Tal como o presidente Recep Tayyip Erdogan, Binali Yildirim, o chefe do governo, avisa que o reconhecimento do genocídio arménio irá prejudicar as relações bilaterais entre Ancara e Berlim, mas não irá comprometer o acordo com a União Europeia para a gestão da crise dos refugiados.

“Este voto é absurdo. É claro que as relações com a Alemanha vão ser prejudicadas. Não há qualquer dúvida sobre isso”, afirmou Yildirim.

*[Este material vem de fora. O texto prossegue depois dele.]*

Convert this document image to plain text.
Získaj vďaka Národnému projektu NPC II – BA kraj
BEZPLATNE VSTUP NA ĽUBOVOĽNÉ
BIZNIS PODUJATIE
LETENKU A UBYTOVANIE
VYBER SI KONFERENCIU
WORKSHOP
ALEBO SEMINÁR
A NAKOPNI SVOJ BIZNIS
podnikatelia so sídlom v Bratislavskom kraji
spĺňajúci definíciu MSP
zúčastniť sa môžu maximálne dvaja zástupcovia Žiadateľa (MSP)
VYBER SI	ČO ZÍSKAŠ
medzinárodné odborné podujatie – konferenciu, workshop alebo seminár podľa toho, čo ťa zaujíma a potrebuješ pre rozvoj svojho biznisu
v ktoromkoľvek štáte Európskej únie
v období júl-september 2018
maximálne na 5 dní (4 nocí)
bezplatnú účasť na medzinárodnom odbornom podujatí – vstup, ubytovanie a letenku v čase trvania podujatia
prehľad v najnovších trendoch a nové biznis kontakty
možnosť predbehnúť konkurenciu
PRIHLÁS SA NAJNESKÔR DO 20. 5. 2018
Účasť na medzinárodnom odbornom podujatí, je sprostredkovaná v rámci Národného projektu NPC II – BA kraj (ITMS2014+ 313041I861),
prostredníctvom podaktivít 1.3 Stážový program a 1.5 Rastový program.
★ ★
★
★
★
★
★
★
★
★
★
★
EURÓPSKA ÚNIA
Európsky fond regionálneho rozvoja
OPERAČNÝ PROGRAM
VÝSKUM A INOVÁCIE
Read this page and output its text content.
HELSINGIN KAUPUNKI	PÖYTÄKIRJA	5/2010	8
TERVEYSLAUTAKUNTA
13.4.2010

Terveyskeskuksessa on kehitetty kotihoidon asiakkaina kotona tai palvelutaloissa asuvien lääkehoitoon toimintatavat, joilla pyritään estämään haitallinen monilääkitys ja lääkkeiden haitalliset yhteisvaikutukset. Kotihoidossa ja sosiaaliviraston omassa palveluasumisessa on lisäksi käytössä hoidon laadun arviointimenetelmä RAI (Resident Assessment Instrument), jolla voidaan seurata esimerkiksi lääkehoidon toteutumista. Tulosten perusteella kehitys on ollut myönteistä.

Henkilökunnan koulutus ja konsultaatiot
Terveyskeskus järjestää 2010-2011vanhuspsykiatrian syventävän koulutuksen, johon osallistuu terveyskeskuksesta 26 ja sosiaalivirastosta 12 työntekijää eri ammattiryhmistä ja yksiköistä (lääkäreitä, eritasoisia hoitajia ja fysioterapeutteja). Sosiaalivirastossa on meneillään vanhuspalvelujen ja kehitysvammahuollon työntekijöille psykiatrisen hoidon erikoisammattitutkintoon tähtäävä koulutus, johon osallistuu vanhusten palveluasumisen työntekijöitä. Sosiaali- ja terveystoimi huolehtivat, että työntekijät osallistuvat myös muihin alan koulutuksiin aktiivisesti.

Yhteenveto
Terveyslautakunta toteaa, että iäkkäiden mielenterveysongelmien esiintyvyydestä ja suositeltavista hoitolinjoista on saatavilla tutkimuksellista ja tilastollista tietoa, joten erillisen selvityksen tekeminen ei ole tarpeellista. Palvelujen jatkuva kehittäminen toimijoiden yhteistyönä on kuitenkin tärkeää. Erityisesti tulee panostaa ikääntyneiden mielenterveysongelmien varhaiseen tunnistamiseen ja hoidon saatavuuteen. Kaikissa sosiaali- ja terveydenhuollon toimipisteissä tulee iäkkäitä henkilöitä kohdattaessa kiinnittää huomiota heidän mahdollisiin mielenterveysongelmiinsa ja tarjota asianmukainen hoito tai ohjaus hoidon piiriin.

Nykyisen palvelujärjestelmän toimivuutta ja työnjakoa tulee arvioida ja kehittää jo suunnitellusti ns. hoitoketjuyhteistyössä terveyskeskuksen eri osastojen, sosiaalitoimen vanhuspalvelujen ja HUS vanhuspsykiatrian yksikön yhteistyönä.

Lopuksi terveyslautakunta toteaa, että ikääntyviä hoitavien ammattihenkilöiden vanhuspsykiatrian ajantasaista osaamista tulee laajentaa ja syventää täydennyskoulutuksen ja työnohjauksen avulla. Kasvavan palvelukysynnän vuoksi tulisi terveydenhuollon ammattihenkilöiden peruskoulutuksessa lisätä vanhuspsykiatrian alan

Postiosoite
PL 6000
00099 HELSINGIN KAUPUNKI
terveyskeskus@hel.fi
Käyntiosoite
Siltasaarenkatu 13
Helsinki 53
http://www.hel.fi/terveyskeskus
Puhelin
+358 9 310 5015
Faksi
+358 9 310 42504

Os deputados alemães já receberam mesmo ameaças de morte por causa da resolução, mas para o líder parlamentar dos Verdes, “quem mostra coragem não são os membros do Parlamento (alemão), mas as pessoas que vivem na Turquia e que às vezes pagam com a vida o facto de falarem desta questão”, recordou Cem Ozdemir, filho de um casal turco que imigrou para a Alemanha nos anos 60 do século passado.

“Não matamos ninguém em particular, só defendemos o nosso país” responde parte da gigantesca comunidade turca na Alemanha, que tem protestado veementemente contra o reconhecimento do genocídio arménio.

A Turquia afirma que não houve nenhuma campanha organizada pelo Império Otomano para erradicar os cristãos arménios.